Still, as quite at home as he seemed to be-and as suddenly and rudely awakened as I’d just been pieces of our earlier experience began falling into place. The man, who wore no pants claimed he was up there just to “see what I could see” did happen to wear a hospital wristband.

Oddly enough the police who arrived appeared to have found his pants in the bushes and then it became clear to me: The dismissive sentiment I gathered from the ER staff probably sees this sort of thing from this kind of disturbed person often.

Why would they think that I, having been off-grid with Sophie for the past few weeks was any different? Perhaps more to the point, why would I think of myself as any different? Around these people I’m hard-pressed to not see a lot of myself in them; if it weren’t for the RV Sophie and I would be out on the street, too.

As it stands I’ve nowhere to park it anyway and no gas to get us anywhere, so we’re stuck here in Ft Collins for the duration of the month. Maybe our last ten bucks will get us back to Wyoming where we’ve got a campsite and even a clean, hot shower. It’s right along the highway and some Union Pacific tracks to boot but it seems idyllic right now. Maybe Sophie can convalesce a little from her injuries yesterday.

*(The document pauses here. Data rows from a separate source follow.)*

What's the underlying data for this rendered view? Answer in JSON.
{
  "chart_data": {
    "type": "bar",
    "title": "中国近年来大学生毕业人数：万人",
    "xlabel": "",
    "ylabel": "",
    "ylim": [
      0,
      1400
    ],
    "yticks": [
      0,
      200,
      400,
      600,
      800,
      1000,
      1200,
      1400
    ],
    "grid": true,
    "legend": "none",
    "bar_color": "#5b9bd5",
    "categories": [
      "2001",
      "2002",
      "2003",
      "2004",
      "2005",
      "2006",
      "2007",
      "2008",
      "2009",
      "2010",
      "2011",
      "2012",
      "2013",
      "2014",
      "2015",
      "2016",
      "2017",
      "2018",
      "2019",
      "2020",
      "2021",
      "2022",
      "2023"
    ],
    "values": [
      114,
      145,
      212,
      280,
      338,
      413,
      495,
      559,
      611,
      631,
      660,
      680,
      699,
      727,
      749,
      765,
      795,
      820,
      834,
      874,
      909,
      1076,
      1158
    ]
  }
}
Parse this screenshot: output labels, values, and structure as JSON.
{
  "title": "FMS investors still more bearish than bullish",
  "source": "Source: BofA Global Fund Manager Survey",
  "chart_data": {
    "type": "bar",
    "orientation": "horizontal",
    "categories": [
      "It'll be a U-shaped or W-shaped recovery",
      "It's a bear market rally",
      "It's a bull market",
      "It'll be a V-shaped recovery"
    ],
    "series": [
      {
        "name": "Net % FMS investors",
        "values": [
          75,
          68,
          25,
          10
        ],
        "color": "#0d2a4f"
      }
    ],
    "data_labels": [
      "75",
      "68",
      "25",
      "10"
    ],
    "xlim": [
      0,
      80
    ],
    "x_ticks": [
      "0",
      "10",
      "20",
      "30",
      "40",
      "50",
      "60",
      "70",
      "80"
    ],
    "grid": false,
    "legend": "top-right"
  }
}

Though I can’t help but wonder what attracted that weird guy to my camper and to climb the ladder as if he had every right to do so alarms me. What is it about my energy that drew this guy to me? And why did he give me his creepy “What the hell are you looking at?” glance as he stepped off the ladder? It scared me and, quite frankly I’m always scared enough in town now. Ft Collins has changed dramatically over the last twenty years and, from what I can tell not much of it’s for the better.

I’m just biding my time with Sophie until it’s time to go again and then we’re off. Take that as you wish, but that’s a mindset I’ve long had wherever Sophie and I have traveled. Who knows what tomorrow will bring is a loaded question and has been for some time. It’s the essence of a nomadic lifestyle and, as I state in this post title I’m getting too old for this shit. I’m ready to quit and, as soon as Sophie gives me the sign we will glory in our successes and cut our losses and see what awaits us elsewhere.

It’s been a good trip already; I don’t wish to see it spoiled with a sad and/or violent ending. We’ve survived our share of that already and deserve so much better.

I hope we get to the place where we can finally get the goodness we deserve.